The Labor Day parade in Buena Vista and the political speeches at a park pavilion are staples of Virginia politics. The event is a chance for the campaigns to take measure of each other at the traditional start of the full campaign season.

Joining Mr. Earley were his ticket-mates: Delegate Jay Katzen, running for lieutenant governor, and former secretary of public safety Jerry Kilgore, running for attorney general. Joining Mr. Warner were Richmond Mayor Tim Kaine, running for lieutenant governor, and Delegate A. Donald McEachin, running for attorney general.

Mr. Earley, trailing Mr. Warner in polls by double digits, came out with a pointed message.

He listed successes orchestrated by Republicans Gov. James S. Gilmore III and George F. Allen, now in the U.S. Senate, including abolishing parole, reforming welfare, requiring that minors seeking abortions first notify their parents, creating the Standards of Learning and the tests to evaluate student performance, and phasing out the car tax.

He said Mr. Warner opposed most of those policies, and said the Democrat couldn't be trusted to carry through on them.

Mr. Warner disputed several of those charges.

"Let's set the record straight — I support welfare reform, I support abolition of parole, I support the death penalty, I'm against gay marriage, I support Second Amendment rights, and this kind of garbage that's coming out from the other side is nothing but false and misleading," he said.

After the speeches, he told reporters Mr. Earley's remarks were a sign of desperation, coming so early in the campaign: "I've been to a lot of Buena Vista parades, and I've never seen that kind of attack launched."

Also marching in the parade was Jerry Baxley, a Richmond resident who heads the Southern Party and is a write-in candidate for governor.

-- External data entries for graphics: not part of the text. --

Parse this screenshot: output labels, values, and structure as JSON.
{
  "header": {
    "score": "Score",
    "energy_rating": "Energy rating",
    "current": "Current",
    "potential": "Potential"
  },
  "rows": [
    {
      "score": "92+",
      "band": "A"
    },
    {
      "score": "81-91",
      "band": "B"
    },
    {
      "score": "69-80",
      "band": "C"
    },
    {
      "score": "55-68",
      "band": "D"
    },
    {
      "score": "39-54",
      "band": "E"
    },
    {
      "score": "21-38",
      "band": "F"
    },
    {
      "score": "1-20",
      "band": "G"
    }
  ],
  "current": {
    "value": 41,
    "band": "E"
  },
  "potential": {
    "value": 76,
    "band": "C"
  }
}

The campaigns traditionally try to upstage each other at the parade. There's an informal contest to post the most campaign signs along the parade route. This year was close to a draw, with perhaps a slight edge to Mr. Warner and his bigger group.

Another good sign for Mr. Warner was the large number of businesses that allowed campaign signs to be posted in their windows or on their walls especially on the side of Grizzly Archery, a coup for Mr. Warner, who is trying to woo sportsmen with his positions on gun rights and hunting.

Along the crowded parade route, Mr. Warner darted from one side to the other, not letting a hand escape unshaken. His frenetic pace left his shirt soaked with sweat by the time he was halfway through the route. Mr. Earley, meanwhile, kept a steady gait and arrived just beginning to perspire through his shirt.

Mr. Warner campaigned out of his assigned position in the route, a few yards ahead of Mr. Earley.

Republicans had their own ploy: A person dressed in a chicken costume, calling attention to Mr. Warner's not agreeing to more debates.